The same morning I came across this letter, a friend my own age came by the bookstore to show me a book that had belonged to one of his aunts. Like him, his aunt had loved the natural world, and her book on birds contained her pencil notes, feathers she had collected, and many clippings of related articles. “I would never change anything in this book,” Chris said. “It’s a monument to her.” (‘Monument’ was not the exact word he used. Not ‘tribute.’ ‘Memorial’?)
Ephemeral objects, these letters saved, notes made, objects preserved, but they are material remains. La trace de nos pas, as the French song says. And what now, today, of these even more ephemeral, virtual notes? Will we, when our turn comes, “vanish without a trace”?

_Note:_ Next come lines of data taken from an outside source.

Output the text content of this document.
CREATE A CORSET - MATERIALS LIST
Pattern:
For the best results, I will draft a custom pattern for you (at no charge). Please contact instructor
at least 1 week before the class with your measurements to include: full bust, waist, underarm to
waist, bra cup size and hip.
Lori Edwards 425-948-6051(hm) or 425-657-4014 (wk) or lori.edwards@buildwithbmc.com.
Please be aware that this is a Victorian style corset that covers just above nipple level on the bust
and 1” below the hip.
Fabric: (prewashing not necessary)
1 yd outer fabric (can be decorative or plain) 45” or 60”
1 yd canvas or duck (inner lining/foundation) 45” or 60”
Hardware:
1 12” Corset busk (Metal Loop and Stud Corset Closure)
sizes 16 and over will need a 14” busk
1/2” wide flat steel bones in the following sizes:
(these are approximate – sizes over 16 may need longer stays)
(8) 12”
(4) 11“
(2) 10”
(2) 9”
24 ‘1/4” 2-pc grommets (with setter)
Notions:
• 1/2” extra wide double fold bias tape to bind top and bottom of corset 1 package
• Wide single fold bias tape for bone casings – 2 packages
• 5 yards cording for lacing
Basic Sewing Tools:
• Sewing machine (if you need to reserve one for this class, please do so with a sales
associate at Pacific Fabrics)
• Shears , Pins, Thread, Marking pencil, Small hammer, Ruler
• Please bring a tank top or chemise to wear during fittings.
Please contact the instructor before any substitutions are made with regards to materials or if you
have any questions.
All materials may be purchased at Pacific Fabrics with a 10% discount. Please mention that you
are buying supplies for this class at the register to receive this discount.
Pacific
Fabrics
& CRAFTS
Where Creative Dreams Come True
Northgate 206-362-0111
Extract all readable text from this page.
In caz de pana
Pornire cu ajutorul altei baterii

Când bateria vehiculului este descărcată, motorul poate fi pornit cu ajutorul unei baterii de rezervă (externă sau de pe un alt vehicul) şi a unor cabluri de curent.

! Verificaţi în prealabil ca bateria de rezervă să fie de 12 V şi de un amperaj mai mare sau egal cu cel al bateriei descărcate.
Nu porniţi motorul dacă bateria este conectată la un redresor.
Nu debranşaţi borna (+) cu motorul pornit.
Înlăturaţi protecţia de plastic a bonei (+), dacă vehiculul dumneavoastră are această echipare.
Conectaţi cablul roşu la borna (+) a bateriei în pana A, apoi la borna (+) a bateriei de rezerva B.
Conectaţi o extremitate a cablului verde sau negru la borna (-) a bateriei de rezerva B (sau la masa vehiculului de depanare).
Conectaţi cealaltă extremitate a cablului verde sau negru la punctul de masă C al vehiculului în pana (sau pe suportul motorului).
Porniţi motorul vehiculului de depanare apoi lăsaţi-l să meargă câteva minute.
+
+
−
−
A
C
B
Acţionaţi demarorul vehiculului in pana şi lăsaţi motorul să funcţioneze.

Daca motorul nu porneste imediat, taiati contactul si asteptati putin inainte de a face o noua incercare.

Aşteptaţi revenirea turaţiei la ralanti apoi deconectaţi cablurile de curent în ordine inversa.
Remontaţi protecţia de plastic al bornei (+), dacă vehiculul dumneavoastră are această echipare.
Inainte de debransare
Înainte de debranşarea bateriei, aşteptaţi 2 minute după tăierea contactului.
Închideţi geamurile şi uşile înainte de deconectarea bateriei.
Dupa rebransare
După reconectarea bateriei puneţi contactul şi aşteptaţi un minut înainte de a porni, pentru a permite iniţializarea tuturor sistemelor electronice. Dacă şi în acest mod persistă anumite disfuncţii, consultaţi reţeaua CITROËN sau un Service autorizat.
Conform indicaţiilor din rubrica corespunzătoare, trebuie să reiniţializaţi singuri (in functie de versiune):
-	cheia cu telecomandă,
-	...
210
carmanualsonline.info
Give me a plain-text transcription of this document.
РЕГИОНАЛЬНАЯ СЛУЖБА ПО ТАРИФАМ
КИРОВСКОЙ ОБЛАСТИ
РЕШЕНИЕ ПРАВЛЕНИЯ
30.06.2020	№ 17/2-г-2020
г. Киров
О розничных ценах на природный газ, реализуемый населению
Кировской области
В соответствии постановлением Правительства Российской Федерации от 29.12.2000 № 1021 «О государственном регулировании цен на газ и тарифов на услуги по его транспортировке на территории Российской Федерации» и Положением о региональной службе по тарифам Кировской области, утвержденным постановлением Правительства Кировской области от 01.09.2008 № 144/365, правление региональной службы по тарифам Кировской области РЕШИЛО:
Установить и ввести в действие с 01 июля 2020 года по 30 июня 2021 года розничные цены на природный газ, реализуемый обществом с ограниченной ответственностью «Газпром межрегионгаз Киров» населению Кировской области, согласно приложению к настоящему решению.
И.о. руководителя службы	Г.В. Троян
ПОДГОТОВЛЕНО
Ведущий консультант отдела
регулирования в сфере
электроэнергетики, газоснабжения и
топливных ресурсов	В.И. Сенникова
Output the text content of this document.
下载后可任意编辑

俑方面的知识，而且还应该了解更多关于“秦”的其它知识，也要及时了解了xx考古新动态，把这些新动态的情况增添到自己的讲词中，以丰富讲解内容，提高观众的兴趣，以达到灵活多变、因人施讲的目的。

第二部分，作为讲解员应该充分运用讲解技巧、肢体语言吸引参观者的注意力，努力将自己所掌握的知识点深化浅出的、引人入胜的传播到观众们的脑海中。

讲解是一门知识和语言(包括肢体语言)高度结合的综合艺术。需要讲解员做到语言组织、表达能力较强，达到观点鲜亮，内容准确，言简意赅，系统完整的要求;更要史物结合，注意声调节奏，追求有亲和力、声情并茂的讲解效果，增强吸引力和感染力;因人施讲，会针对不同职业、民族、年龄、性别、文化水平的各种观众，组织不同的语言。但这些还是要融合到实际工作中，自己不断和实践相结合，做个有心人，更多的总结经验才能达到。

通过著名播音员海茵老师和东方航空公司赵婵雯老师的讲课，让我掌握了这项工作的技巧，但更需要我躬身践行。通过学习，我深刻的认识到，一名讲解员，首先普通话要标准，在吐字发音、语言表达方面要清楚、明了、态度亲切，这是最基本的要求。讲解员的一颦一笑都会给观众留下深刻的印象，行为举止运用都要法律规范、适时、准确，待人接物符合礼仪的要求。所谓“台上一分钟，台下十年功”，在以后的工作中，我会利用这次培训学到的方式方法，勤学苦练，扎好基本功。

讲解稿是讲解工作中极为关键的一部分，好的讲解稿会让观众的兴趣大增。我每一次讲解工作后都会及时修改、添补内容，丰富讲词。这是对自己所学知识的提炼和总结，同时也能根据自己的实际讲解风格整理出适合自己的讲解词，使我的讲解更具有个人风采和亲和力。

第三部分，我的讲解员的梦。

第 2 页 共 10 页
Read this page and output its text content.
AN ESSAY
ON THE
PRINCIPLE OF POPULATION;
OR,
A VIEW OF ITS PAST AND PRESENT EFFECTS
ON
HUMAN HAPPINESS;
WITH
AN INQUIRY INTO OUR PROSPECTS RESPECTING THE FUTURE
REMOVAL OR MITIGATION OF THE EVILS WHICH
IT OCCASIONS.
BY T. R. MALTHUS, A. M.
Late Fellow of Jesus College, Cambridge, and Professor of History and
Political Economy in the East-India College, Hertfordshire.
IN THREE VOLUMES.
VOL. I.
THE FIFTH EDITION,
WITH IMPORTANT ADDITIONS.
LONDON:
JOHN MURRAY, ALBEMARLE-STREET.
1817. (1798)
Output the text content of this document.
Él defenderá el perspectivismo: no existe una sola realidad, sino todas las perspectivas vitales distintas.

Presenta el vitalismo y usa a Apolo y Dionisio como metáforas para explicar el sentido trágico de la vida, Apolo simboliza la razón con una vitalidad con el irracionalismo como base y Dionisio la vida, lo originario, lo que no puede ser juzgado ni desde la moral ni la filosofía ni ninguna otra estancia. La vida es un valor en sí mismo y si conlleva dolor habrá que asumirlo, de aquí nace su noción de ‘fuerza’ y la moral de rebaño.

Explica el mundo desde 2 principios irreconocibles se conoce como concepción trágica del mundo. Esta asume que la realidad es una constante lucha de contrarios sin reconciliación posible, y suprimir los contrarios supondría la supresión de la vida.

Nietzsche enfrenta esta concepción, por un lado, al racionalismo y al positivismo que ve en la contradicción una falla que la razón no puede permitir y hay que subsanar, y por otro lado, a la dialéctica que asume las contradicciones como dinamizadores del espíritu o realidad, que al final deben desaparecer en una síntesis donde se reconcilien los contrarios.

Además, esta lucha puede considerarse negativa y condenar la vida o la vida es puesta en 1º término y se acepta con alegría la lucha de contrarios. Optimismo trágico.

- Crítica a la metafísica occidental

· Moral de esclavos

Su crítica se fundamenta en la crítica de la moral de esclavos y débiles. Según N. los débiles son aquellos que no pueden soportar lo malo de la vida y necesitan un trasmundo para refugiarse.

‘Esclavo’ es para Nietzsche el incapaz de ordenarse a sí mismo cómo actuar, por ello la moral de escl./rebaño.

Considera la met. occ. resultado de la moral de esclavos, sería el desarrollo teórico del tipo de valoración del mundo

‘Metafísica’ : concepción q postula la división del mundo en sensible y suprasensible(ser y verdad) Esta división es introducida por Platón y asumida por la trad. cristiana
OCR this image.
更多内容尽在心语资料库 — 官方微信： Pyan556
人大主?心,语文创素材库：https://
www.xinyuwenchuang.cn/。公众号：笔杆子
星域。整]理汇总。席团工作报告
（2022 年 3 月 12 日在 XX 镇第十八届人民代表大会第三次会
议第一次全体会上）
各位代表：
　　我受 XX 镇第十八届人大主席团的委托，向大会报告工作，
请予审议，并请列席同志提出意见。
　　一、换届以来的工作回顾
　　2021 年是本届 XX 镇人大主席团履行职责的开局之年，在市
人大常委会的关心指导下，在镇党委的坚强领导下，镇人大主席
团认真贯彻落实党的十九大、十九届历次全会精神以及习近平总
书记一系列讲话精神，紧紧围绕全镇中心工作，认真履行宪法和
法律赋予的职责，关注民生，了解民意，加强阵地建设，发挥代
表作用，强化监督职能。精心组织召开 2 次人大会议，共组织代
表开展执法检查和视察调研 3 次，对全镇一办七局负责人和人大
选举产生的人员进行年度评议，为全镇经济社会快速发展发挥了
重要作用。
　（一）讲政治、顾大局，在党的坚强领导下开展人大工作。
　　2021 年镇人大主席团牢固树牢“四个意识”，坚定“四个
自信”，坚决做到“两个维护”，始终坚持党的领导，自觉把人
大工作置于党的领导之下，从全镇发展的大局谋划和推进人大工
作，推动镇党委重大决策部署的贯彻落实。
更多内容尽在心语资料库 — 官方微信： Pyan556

Surely, the majority of souvenirs through human existence have persisted only in human memory. The last time David and I visited France, we took Hélène and David’s friend Justin out to dinner one evening at a small restaurant in Hélène’s quartier. Even without a common language, David and Hélène sensed one another’s essence, as Justin and I switched back and forth between our two languages, facilitating conversation. At one point in the evening—I recall this moment so clearly!--while David and Justin were chatting together on their side of the table, Hélène leaned her head on my shoulder and said to me in French (she was 85 then), “We’re making beautiful memories.” I still have them, mes beaux souvenirs.